In the following example, "Algorithms in C++" is present twice.

The $unset modifier can remove a particular field but how to remove an entry from a field?

{
  "_id" : ObjectId("4f6cd3c47156522f4f45b26f"), 
  "favorites" : {
    "books" : [
      "Algorithms in C++",    
      "The Art of Computer Programming", 
      "Graph Theory",      
      "Algorithms in C++"
    ]
  }, 
  "name" : "robert"
}

Solution 1

As of MongoDB 2.2 you can use the aggregation framework with an $unwind, $group and $project stage to achieve this:

db.users.aggregate([{$unwind: '$favorites.books'},
                    {$group: {_id: '$_id',
                              books: {$addToSet: '$favorites.books'},
                              name: {$first: '$name'}}},
                    {$project: {'favorites.books': '$books', name: '$name'}}
                   ])

Note the need for the $project to rename the favorites field, since $group aggregate fields cannot be nested.

Solution 2

The easiest solution is to use setUnion (Mongo 2.6+):

db.users.aggregate([
    {'$addFields': {'favorites.books': {'$setUnion': ['$favorites.books', []]}}}
])

Another (more lengthy) version that is based on the idea from @kynan's answer, but preserves all the other fields without explicitly specifying them (Mongo 3.4+):

> db.users.aggregate([
    {'$unwind': {
        'path': '$favorites.books',
        // output the document even if its list of books is empty
        'preserveNullAndEmptyArrays': true
    }},
    {'$group': {
        '_id': '$_id',
        'books': {'$addToSet': '$favorites.books'},
        // arbitrary name that doesn't exist on any document
        '_other_fields': {'$first': '$$ROOT'},
    }},
    {
      // the field, in the resulting document, has the value from the last document merged for the field. (c) docs
      // so the new deduped array value will be used
      '$replaceRoot': {'newRoot': {'$mergeObjects': ['$_other_fields', "$$ROOT"]}}
    },
    // this stage wouldn't be necessary if the field wasn't nested
    {'$addFields': {'favorites.books': '$books'}},
    {'$project': {'_other_fields': 0, 'books': 0}}
])

{ "_id" : ObjectId("4f6cd3c47156522f4f45b26f"), "name" : "robert", "favorites" : 
{ "books" : [ "The Art of Computer Programmning", "Graph Theory", "Algorithms in C++" ] } }    

Solution 3

What you have to do is use map reduce to detect and count duplicate tags .. then use $set to replace the entire books based on { "_id" : ObjectId("4f6cd3c47156522f4f45b26f"),

This has been discussed sevel times here .. please seee

Removing duplicate records using MapReduce

Fast way to find duplicates on indexed column in mongodb

http://csanz.posterous.com/look-for-duplicates-using-mongodb-mapreduce

http://www.mongodb.org/display/DOCS/MapReduce

How to remove duplicate record in MongoDB by MapReduce?

Solution 4

function unique(arr) {
    var hash = {}, result = [];
    for (var i = 0, l = arr.length; i < l; ++i) {
        if (!hash.hasOwnProperty(arr[i])) {
            hash[arr[i]] = true;
            result.push(arr[i]);
        }
    }
    return result;
}

db.collection.find({}).forEach(function (doc) {
    db.collection.update({ _id: doc._id }, { $set: { "favorites.books": unique(doc.favorites.books) } });
})

Solution 5

Starting in Mongo 4.4, the $function aggregation operator allows applying a custom javascript function to implement behaviour not supported by the MongoDB Query Language.
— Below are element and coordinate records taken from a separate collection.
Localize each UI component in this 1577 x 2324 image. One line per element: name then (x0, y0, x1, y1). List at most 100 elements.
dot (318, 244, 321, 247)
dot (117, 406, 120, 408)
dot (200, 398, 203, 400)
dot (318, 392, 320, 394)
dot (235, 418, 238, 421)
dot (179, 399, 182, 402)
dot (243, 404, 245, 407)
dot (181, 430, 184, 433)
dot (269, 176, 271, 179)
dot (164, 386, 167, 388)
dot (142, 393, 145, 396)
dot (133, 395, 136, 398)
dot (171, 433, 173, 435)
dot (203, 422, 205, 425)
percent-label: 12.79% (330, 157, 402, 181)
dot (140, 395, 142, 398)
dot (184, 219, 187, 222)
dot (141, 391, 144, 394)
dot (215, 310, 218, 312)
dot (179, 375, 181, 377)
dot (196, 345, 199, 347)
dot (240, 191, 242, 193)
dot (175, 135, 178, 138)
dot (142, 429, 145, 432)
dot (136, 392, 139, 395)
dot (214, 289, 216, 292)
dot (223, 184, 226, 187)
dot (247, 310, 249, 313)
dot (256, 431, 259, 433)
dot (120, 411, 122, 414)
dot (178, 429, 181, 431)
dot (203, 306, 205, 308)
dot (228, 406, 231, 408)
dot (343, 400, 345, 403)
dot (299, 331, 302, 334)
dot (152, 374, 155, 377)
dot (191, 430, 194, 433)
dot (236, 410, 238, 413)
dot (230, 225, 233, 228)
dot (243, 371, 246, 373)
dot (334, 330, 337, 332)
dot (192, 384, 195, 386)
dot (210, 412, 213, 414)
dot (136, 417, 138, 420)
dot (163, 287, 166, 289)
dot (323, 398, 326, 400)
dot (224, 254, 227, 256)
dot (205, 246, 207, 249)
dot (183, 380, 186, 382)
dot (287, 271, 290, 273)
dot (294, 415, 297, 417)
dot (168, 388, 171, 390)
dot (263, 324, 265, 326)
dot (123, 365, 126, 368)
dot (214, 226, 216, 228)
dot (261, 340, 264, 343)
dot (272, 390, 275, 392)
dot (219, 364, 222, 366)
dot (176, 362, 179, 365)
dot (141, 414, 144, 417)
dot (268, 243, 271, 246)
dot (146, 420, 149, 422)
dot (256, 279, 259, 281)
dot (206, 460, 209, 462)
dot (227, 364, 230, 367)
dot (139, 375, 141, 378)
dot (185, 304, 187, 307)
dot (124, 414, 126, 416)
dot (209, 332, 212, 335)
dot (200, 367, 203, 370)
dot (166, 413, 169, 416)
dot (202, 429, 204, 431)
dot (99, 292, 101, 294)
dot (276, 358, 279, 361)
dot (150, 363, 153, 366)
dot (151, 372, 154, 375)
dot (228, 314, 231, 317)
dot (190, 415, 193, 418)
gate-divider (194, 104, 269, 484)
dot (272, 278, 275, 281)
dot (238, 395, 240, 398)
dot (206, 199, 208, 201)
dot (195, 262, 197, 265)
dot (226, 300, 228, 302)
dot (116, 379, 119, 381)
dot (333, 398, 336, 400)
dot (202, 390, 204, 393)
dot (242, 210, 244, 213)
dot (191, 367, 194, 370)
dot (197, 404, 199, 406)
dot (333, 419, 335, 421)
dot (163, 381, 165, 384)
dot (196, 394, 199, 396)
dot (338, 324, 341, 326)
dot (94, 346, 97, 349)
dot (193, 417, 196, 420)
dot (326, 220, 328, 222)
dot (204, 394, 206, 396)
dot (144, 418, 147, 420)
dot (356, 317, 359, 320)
For instance, in order to remove duplicates from an array:

// {
//   "favorites" : { "books" : [
//     "Algorithms in C++",
//     "The Art of Computer Programming",
//     "Graph Theory",
//     "Algorithms in C++"
//   ]},
//   "name" : "robert"
// }
db.collection.aggregate(
  { $set:
    { "favorites.books":
      { $function: {
          body: function(books) { return books.filter((v, i, a) => a.indexOf(v) === i) },
          args: ["$favorites.books"],
          lang: "js"
      }}
    }
  }
)
// {
//   "favorites" : { "books" : [
//     "Algorithms in C++",
//     "The Art of Computer Programming",
//     "Graph Theory"
//   ]},
//   "name" : "robert"
// }

This has the advantages of:

  • keeping the original order of the array (if that's not a requirement, then prefer @Dennis Golomazov's $setUnion answer)
  • being more efficient than a combination of expensive $unwind and $group stages.

$function takes 3 parameters:

  • body, which is the function to apply, whose parameter is the array to modify.
  • args, which contains the fields from the record that the body function takes as parameter. In our case "$favorites.books".
  • lang, which is the language in which the body function is written. Only js is currently available.